Introduced August 26, 2025 by S. Raja Krishnamoorthi · Last progress August 26, 2025
The bill preserves current law to avoid new costs or benefit changes for taxpayers and state/local governments, but does so at the risk of greater fiscal strain and increased uncertainty for federal programs and planning.
Taxpayers and other affected entities will keep current tax and compliance rules (no new taxes, mandates, or compliance costs from the repealed reconciliation subtitles).
State and local governments and program beneficiaries retain existing legal provisions and benefits that would have been altered or reduced by the repealed subtitles.
Restoring prior law could worsen federal budgetary outcomes (raise the deficit or reduce projected revenues/savings), which may increase future tax pressure or reduce funds for programs.

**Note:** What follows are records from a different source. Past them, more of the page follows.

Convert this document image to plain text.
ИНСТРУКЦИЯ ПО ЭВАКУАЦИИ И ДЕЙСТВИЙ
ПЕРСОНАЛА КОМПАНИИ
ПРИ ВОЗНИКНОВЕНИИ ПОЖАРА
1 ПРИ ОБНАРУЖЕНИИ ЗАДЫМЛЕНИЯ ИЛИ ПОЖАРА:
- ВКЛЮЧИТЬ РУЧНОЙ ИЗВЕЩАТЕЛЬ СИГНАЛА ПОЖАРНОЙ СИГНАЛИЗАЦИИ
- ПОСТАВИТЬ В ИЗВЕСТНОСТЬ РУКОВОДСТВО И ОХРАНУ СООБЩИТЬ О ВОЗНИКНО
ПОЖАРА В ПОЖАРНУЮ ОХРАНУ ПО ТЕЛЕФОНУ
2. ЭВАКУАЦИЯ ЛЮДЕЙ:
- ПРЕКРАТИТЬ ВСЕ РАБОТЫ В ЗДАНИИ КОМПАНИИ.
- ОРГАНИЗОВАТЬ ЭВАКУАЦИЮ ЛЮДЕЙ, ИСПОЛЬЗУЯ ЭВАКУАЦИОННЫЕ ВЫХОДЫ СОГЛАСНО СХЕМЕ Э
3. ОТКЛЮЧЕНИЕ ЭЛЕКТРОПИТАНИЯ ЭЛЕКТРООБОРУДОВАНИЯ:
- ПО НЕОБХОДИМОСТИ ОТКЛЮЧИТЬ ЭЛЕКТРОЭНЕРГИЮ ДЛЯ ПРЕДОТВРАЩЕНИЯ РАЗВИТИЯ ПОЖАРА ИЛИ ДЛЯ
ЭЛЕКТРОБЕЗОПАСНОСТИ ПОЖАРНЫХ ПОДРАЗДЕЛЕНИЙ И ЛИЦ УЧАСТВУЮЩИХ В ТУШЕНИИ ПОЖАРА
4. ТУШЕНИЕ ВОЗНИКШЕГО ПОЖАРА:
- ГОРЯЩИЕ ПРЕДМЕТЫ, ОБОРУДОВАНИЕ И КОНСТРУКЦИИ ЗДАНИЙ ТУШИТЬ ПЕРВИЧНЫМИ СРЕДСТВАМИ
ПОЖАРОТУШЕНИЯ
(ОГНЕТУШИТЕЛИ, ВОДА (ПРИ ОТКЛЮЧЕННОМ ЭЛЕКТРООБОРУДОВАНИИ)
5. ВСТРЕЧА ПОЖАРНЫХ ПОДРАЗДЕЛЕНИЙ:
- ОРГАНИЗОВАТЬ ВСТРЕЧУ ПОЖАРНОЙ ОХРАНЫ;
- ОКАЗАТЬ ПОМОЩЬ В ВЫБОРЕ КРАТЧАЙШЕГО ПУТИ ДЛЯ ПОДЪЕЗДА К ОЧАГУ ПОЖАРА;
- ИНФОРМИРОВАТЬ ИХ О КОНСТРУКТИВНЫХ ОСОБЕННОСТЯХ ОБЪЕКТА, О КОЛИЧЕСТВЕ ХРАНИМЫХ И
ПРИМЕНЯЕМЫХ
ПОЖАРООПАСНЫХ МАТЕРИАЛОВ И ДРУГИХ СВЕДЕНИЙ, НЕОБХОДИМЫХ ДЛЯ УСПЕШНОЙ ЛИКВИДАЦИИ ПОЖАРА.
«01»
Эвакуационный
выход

Federal agencies, employees, and program beneficiaries face increased uncertainty about federal budget and program direction, complicating planning and implementation.
Based on analysis of 2 sections of legislative text.
Repeals two specified subtitles of Public Law 119–21 and restores any statutes those subtitles amended to their prior text, undoing those earlier changes.
Repeals two specific subtitle provisions of Public Law 119–21 and restores any statutes those provisions had changed back to their prior text, treating the repealed provisions as if they were never enacted. The bill does not add new programs or funding; instead it reverses prior statutory amendments and will require agencies and affected parties to revert to earlier legal rules and administrative practices.